For me, it is definitely a new focus or a shift in focus. I knew my subject in the study had strengths and weaknesses in her reading skills, but would I have given her all of this attention and these additional opportunities (e.g. mentoring other kids, a little extra instruction, etc.) had she not been my study subject? I doubt it. The project gently forced me to focus in on this particular student, and so I see things in her that I never saw before. The study forced me to slow down and look at her in a new way and to try new things to get her real potential to shine through.
In the same way, it takes a focused, trained eye to recognize a diamond in the rough. And then you have to know what you are doing in order to cleave away the rough edges and to remove the rubble that prevents the diamond from shining through.
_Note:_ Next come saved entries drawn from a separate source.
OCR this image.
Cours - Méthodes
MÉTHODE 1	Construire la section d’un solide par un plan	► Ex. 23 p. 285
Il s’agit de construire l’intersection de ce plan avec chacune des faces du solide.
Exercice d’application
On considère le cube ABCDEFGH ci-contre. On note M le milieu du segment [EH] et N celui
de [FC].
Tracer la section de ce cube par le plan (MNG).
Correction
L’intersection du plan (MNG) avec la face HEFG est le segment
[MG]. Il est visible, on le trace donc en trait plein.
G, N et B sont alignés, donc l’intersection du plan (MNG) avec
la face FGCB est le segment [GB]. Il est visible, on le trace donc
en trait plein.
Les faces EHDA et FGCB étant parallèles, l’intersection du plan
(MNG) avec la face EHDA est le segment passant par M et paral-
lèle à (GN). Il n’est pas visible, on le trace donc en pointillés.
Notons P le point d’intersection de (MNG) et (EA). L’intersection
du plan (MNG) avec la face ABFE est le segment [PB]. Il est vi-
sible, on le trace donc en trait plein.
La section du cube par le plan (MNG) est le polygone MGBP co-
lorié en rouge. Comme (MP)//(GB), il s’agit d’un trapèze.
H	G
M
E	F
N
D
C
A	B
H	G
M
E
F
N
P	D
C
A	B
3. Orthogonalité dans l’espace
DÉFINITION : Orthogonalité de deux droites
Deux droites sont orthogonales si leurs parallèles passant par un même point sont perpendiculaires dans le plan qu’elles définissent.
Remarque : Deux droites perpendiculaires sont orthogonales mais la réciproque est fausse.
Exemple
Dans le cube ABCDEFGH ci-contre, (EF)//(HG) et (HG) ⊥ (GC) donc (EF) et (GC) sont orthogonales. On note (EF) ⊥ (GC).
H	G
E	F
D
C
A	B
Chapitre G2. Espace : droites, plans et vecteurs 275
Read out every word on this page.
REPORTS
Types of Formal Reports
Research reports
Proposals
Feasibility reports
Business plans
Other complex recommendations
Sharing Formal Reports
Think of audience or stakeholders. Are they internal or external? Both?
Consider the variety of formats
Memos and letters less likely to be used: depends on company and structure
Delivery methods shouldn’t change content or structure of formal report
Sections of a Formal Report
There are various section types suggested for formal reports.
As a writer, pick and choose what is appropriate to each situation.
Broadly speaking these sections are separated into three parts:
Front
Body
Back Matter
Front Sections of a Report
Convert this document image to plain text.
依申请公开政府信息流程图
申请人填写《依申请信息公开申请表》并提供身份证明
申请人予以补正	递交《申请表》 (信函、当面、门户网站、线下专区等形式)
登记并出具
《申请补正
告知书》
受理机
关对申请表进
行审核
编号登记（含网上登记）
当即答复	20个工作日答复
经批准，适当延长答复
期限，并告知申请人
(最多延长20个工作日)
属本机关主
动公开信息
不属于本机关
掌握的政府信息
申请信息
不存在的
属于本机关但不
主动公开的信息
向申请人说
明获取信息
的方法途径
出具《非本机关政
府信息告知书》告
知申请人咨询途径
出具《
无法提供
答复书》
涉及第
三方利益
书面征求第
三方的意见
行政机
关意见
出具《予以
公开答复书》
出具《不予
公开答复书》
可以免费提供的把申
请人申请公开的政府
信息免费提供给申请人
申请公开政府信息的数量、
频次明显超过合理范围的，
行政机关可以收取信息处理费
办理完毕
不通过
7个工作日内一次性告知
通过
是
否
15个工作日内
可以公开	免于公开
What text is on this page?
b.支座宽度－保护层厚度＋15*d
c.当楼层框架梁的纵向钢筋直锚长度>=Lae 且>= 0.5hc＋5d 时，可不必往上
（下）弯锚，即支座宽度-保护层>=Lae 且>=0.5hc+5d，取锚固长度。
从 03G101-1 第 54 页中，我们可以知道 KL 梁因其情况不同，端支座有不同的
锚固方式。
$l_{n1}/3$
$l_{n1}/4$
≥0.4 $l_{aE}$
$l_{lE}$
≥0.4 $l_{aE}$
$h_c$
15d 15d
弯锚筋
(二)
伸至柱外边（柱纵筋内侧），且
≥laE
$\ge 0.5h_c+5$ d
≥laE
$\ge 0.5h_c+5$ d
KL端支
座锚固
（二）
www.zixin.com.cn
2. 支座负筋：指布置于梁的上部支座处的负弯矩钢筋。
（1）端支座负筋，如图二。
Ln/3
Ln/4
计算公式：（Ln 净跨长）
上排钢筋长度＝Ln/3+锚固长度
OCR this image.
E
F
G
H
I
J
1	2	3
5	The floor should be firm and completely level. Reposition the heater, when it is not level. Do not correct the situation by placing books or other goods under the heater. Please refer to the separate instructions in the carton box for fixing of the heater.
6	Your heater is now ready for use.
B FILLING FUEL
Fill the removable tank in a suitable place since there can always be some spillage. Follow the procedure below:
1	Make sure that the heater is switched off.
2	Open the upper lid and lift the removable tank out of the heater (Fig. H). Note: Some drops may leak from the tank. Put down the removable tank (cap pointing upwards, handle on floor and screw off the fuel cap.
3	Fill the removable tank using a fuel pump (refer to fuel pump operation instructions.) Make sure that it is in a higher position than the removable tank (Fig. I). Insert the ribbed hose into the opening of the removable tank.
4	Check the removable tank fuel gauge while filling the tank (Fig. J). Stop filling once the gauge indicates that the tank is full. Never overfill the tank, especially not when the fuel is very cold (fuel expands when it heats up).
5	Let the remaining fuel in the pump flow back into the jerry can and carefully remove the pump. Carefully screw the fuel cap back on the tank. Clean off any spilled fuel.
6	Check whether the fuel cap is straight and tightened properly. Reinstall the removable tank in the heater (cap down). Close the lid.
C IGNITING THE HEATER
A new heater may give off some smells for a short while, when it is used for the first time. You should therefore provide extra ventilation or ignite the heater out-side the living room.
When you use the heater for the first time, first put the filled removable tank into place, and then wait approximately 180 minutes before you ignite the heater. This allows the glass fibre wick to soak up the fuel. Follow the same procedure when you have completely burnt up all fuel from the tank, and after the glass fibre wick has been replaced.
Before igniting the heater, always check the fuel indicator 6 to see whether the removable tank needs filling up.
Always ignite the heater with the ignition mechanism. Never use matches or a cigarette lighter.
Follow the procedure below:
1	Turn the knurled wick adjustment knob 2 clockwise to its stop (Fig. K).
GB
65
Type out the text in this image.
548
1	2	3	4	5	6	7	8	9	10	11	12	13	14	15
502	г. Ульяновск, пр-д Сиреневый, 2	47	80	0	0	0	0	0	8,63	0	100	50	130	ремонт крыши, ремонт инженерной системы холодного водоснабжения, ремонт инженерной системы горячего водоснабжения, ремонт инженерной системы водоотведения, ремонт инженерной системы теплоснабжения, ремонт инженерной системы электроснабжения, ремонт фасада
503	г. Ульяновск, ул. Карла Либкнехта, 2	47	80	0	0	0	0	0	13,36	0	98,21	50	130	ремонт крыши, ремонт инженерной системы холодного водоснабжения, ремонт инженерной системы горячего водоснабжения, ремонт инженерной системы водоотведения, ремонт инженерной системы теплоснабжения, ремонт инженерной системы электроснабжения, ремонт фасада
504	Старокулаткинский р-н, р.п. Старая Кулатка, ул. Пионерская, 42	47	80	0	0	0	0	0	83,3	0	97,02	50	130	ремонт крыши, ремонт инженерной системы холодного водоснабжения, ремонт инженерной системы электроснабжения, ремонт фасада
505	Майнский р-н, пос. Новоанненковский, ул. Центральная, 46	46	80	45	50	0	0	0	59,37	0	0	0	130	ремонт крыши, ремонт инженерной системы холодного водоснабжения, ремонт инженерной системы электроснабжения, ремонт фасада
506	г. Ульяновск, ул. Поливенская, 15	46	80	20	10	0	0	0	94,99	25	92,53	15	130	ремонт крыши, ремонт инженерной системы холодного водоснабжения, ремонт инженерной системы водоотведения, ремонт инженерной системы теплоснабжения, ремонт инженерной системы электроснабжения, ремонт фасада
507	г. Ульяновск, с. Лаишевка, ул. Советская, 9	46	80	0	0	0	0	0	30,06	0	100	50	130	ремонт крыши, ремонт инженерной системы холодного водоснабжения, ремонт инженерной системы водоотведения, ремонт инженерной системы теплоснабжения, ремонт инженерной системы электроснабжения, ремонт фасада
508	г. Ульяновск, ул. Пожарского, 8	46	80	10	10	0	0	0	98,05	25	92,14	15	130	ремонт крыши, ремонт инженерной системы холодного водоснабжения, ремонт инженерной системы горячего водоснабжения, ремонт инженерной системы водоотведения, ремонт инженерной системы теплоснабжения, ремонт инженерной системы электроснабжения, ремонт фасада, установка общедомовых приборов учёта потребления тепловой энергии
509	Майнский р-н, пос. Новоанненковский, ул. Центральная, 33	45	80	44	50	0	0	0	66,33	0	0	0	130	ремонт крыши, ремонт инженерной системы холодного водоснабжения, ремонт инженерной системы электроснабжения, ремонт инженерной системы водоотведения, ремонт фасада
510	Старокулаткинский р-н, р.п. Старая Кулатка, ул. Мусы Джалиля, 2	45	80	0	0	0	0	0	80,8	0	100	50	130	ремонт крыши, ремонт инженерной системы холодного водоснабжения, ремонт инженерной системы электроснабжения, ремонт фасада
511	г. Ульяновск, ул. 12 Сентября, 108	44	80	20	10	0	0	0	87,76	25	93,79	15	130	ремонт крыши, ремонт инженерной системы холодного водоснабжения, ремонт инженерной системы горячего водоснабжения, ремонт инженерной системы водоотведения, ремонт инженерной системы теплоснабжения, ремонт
Maybe you use a certain tool to shape the diamond and maybe you try a different technique to polish the stone. The point is: you have to know what you are looking for, and then you have to know what to do with the raw materials.
The thing is I already knew with certainty that my student was a diamond in the rough. How could I be so certain? That's easy because I know that all students are diamonds in the rough. Some come more shaped and more polished when I get them, but they all have the same basic raw materials. The trouble is I don't have the skills or the knowledge to uncover every single diamond. But luckily, I am continuously learning new techniques and increasing my tool bag to help chip away at these precious gems. And projects like this one add to that tool bag.
If I am going to experiment with classroom design and trying to have learning look a new way, then my methods of assessment are going to have to look different too. I can't rely just on tests or assignments if I want to capture the true child. It's going to have to be a whole lot more. Teachers are going to have to be a whole lot more too.